Saturday, November 22nd, 2008 at 6:05 am in Thanksgiving.
I confess, while I have part of my mother’s crafty touch, I’m still a relative newcomer in the holiday host department. Christmas I have down pat: tree, lights, garland, wreaths and every conceivable decorating knick knack in between (we even had to build a new storage closet to hold the Christmas decor). When it comes to Thanksgiving, I’m essentially a decorating rookie. Aside from a cornucopia, a little garland and an odd knick knack or two, my house still looks stuck in Halloween.
But I’m on tap to host the big turkey dinner, and no way am I leaving the dining room table looking like a neglected afterthought. It’s time to get creative, while sticking with a minimalist approach. After all, most eyes will be on the turkey. So, really all I want is a simple table topper. I accomplished mine for under $10. I took a low-set basket that was kicking around the house, filled it with pine cones and wrapped the handle with wired fall-themed ribbon. It works, and so do these other tricks and tips…
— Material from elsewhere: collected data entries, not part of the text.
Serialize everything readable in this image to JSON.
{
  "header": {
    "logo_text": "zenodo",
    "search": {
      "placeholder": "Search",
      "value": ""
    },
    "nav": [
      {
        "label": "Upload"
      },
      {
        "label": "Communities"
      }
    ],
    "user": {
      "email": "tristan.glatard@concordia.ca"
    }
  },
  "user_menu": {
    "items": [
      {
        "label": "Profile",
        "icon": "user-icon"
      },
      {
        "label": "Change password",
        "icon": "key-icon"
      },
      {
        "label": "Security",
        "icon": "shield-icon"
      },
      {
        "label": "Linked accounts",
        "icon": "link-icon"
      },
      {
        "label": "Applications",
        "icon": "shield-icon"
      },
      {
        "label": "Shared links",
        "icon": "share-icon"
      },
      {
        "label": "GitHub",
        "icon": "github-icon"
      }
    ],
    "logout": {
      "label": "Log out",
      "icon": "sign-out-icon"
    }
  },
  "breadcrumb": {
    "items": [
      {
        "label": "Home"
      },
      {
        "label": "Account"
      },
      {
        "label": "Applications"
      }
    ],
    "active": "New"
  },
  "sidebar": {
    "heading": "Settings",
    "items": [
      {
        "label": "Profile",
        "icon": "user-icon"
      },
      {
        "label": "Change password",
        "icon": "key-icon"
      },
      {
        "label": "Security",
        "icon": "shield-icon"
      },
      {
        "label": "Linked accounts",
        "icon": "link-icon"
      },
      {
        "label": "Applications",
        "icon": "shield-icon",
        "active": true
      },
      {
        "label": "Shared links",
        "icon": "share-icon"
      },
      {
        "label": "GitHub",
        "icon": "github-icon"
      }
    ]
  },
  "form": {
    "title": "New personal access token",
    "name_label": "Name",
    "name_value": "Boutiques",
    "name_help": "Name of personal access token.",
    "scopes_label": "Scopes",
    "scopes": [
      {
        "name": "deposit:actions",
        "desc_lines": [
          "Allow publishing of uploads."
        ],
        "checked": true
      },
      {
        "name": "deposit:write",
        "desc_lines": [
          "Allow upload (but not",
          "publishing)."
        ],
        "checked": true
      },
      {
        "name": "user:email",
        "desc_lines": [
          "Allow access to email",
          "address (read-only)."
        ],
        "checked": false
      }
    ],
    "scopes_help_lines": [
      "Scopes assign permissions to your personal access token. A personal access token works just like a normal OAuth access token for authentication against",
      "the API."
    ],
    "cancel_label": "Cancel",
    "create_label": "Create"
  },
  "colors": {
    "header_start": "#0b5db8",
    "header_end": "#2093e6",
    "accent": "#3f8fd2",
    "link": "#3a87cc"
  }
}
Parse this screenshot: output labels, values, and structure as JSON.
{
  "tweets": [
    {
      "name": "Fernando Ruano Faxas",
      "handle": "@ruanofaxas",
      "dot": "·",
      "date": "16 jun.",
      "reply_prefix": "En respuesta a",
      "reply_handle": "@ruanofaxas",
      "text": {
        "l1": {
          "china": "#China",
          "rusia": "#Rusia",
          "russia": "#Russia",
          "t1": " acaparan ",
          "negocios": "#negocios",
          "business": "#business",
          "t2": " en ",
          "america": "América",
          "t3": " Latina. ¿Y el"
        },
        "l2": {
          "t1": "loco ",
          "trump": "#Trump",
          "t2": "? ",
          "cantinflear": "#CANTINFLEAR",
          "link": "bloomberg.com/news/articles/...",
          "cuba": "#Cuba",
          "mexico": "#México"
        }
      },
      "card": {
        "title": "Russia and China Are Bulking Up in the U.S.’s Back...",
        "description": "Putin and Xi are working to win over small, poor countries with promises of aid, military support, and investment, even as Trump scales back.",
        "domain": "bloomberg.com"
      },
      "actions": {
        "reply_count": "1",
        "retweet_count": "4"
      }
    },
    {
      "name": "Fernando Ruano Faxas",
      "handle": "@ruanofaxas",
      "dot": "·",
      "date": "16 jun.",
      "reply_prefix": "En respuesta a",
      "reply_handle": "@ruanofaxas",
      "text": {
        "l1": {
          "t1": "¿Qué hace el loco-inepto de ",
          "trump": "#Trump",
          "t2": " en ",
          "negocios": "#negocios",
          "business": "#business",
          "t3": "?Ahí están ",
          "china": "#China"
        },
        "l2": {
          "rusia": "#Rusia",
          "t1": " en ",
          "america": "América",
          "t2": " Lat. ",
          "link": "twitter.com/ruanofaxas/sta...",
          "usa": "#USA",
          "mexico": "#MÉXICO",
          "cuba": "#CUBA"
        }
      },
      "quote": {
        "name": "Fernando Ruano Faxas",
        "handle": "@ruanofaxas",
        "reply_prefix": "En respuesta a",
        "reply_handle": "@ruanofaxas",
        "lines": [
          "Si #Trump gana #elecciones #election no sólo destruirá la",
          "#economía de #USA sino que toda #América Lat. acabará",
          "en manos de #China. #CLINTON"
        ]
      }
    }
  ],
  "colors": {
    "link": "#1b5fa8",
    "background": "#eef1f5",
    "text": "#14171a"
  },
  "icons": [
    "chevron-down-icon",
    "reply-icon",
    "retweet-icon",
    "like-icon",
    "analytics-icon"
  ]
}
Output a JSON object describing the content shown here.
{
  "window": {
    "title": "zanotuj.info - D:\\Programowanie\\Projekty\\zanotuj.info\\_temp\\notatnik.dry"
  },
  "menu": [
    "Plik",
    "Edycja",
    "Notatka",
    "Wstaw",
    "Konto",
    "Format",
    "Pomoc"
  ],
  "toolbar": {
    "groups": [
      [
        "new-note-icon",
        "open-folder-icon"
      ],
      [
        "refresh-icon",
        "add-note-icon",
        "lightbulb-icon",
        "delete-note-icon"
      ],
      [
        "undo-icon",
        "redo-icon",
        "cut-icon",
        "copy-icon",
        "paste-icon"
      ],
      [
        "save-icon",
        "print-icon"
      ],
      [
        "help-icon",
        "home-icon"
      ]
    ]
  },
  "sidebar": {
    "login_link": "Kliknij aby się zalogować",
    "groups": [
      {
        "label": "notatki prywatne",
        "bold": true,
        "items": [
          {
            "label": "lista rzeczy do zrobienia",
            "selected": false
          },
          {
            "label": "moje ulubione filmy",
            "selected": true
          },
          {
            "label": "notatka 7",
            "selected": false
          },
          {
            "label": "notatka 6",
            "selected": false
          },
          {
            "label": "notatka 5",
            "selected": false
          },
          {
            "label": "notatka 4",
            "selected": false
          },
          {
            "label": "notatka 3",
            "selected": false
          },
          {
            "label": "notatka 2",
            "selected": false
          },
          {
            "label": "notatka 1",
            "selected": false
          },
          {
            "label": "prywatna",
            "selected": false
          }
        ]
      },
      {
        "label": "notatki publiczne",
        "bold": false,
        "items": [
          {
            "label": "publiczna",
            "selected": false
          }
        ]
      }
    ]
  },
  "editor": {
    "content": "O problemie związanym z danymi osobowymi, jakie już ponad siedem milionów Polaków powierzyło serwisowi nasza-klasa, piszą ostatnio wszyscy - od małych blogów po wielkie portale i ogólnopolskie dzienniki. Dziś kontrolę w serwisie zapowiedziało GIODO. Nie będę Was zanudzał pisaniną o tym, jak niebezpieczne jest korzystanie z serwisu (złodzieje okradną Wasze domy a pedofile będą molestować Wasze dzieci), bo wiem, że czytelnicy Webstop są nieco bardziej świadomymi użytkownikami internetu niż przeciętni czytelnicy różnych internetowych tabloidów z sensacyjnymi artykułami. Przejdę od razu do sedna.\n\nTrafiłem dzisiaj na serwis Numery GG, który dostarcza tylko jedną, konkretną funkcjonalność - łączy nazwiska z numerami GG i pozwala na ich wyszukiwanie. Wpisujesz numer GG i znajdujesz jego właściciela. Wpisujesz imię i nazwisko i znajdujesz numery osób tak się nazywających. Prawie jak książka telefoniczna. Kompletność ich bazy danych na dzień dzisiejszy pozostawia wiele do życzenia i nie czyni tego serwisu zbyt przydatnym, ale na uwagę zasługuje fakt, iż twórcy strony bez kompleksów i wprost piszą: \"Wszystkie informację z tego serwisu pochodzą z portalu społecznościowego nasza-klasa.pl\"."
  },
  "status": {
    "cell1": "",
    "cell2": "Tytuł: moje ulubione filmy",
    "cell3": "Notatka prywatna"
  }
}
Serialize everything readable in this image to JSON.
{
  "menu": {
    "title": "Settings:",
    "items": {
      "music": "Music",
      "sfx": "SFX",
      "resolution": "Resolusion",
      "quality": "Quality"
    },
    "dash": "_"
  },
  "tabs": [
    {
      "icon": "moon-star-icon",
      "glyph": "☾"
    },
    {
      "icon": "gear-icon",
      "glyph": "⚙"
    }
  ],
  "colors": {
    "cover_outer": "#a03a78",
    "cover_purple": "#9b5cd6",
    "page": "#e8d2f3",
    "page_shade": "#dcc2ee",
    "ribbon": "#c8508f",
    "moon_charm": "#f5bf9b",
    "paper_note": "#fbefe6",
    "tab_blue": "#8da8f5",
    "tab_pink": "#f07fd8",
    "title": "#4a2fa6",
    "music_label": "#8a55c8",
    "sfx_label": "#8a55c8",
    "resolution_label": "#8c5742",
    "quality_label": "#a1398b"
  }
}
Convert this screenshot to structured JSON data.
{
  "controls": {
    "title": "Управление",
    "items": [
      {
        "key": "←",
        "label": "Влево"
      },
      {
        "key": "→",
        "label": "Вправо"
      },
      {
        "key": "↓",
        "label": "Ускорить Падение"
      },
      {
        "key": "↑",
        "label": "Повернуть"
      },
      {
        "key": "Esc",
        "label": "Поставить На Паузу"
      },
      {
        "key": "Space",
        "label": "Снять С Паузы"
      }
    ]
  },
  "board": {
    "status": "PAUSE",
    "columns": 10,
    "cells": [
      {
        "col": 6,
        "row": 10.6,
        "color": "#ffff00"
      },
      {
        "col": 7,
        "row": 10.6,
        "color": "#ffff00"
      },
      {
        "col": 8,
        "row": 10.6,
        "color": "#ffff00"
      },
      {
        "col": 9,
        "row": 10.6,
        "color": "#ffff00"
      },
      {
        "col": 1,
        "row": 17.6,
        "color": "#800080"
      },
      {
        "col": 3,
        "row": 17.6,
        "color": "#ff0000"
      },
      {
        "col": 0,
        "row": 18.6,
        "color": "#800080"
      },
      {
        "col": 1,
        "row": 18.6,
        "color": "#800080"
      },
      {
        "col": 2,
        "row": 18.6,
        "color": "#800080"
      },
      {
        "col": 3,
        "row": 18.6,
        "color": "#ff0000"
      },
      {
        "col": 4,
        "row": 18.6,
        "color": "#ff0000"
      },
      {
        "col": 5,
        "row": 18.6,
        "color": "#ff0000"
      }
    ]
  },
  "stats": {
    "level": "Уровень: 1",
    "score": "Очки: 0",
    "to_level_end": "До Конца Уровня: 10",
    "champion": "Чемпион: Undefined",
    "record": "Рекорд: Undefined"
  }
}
Fall is about bringing the outdoors indoors. Simple and economical ideas involve creating table decor from leaves, pine cones, gourds, mini pumpkins and other fruits and vegetables. They can be arranged in baskets, on platters or even loosely scattered on a table. SustainLane also suggests decorating the table in an eco-style — using gourds purchased from local farmer’s markets and keeping them to use again next year; using beeswax candles or soy candles.
If you use place cards, give them a personal touch by making them yourself. They can be as simple as mini-pumpkins adorned with fall leaves, flowers and berries with a name tag stuck in with a toothpick.
David Tutera, author of “The Party Planner” (Bulfinch Press, $29.95), recommends decorative touches that play on more than one sense. Because scent can promote relaxation, he suggests putting fresh cinnamon sticks, anise and cloves inside mini carved pumpkins.
And Most of the experts agree: Keep your centerpiece simple. A large arrangement can monopolize a table. Reader’s Digest in “Tips for Hosts” suggests sitting in each chair, after the table is set and decorated, to be sure each guest will have an unobstructed view.”